Ministro Moraes avalia prorrogação da prisão domiciliar de Bolsonaro após apreensão de arma
Decisão sobre continuidade do benefício deve ocorrer nesta semana, com análise de fatores legais e de saúde do ex-presidente
Decisão sobre continuidade do benefício deve ocorrer nesta semana, com análise de fatores legais e de saúde do ex-presidente
O ministro Alexandre de Moraes, do Supremo Tribunal Federal (STF), está próximo de definir se prorroga a prisão domiciliar do ex-presidente Jair Bolsonaro, após o prazo inicial de 90 dias vencer na última quinta-feira (25). A decisão leva em conta a apreensão de uma arma registrada em nome do ex-presidente e o comportamento dele durante o período de prisão.
O prazo da prisão domiciliar temporária concedida a Jair Bolsonaro expirou no dia 25 de junho, e o ministro Alexandre de Moraes ainda avalia se o benefício será estendido. Um dos pontos centrais da análise é a apreensão de uma pistola Glock 9mm, registrada em nome do ex-presidente, que foi encontrada em posse de um militar do Gabinete de Segurança Institucional (GSI) durante uma abordagem da Polícia Militar em Brasília, no dia 15 de junho. A arma foi apreendida por não estar acompanhada do certificado de registro.

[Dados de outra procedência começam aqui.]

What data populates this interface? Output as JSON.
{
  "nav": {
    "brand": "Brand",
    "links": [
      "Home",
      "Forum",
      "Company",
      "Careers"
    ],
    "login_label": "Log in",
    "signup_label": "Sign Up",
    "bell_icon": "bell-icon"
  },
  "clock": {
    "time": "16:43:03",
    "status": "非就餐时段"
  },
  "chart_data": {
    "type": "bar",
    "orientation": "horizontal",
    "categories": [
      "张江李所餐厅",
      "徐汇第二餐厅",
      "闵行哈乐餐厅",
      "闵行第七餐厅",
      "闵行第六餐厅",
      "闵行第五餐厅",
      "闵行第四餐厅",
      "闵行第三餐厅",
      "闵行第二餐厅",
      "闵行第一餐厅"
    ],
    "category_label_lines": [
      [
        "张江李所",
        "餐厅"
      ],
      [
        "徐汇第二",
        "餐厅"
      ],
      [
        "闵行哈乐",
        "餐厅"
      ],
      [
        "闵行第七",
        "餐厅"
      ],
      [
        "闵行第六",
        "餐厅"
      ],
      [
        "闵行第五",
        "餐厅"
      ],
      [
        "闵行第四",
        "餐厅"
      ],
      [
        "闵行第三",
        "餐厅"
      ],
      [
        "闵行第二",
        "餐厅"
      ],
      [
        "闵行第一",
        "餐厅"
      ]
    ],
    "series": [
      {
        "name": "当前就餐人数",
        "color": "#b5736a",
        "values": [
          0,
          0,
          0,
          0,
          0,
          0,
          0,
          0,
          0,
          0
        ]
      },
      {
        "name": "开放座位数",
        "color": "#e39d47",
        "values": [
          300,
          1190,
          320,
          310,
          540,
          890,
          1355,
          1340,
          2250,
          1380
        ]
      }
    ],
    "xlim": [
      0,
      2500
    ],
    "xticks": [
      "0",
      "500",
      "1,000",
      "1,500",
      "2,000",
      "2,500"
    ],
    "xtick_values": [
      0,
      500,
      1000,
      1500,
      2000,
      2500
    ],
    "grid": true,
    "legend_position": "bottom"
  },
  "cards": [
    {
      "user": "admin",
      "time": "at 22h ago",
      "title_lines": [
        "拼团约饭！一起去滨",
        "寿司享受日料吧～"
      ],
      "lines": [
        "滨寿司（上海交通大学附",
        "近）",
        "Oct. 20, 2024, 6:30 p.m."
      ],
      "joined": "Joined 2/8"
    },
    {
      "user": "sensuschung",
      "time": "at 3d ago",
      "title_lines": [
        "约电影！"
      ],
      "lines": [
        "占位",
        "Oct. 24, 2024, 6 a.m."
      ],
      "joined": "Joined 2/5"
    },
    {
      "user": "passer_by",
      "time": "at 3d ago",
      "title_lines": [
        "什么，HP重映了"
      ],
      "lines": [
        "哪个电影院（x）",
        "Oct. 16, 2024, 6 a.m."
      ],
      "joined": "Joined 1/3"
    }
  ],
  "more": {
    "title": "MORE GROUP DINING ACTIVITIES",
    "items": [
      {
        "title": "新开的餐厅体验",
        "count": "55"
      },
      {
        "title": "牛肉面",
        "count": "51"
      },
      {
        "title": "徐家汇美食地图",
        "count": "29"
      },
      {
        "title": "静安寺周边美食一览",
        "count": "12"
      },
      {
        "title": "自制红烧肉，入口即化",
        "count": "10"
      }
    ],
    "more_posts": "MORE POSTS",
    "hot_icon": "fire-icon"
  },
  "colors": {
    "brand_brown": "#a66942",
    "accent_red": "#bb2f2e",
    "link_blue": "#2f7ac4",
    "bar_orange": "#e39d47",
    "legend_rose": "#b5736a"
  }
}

A Polícia Civil do Distrito Federal instaurou um inquérito para investigar o caso e colheu depoimento de Bolsonaro. Na oitiva, o ex-presidente admitiu a propriedade da arma e revelou que ela estava em sua residência durante o cumprimento da prisão domiciliar. Segundo ele, o militar do GSI teria sido solicitado apenas para realizar um conserto na pistola. Bolsonaro também justificou a posse da arma afirmando que “tinha três mulheres em casa” e que “não podia ficar desarmado”.
A defesa do ex-presidente argumenta que a arma é legalmente registrada e que Bolsonaro não foi informado sobre qualquer processo administrativo para cassar o registro ou sobre a apreensão da pistola. Os advogados sustentam que a manutenção da arma era legítima e que não houve determinação judicial para sua apreensão ou devolução. Eles também afirmaram ao STF que a apreensão não configura falta grave que impeça a prorrogação da prisão domiciliar.
O ministro Moraes solicitou à Procuradoria-Geral da República (PGR) uma análise para verificar se a apreensão da arma pode ser considerada uma infração grave durante o cumprimento da prisão domiciliar. A PGR recomendou aguardar a conclusão do inquérito policial para avaliar se há elementos suficientes para caracterizar falta grave.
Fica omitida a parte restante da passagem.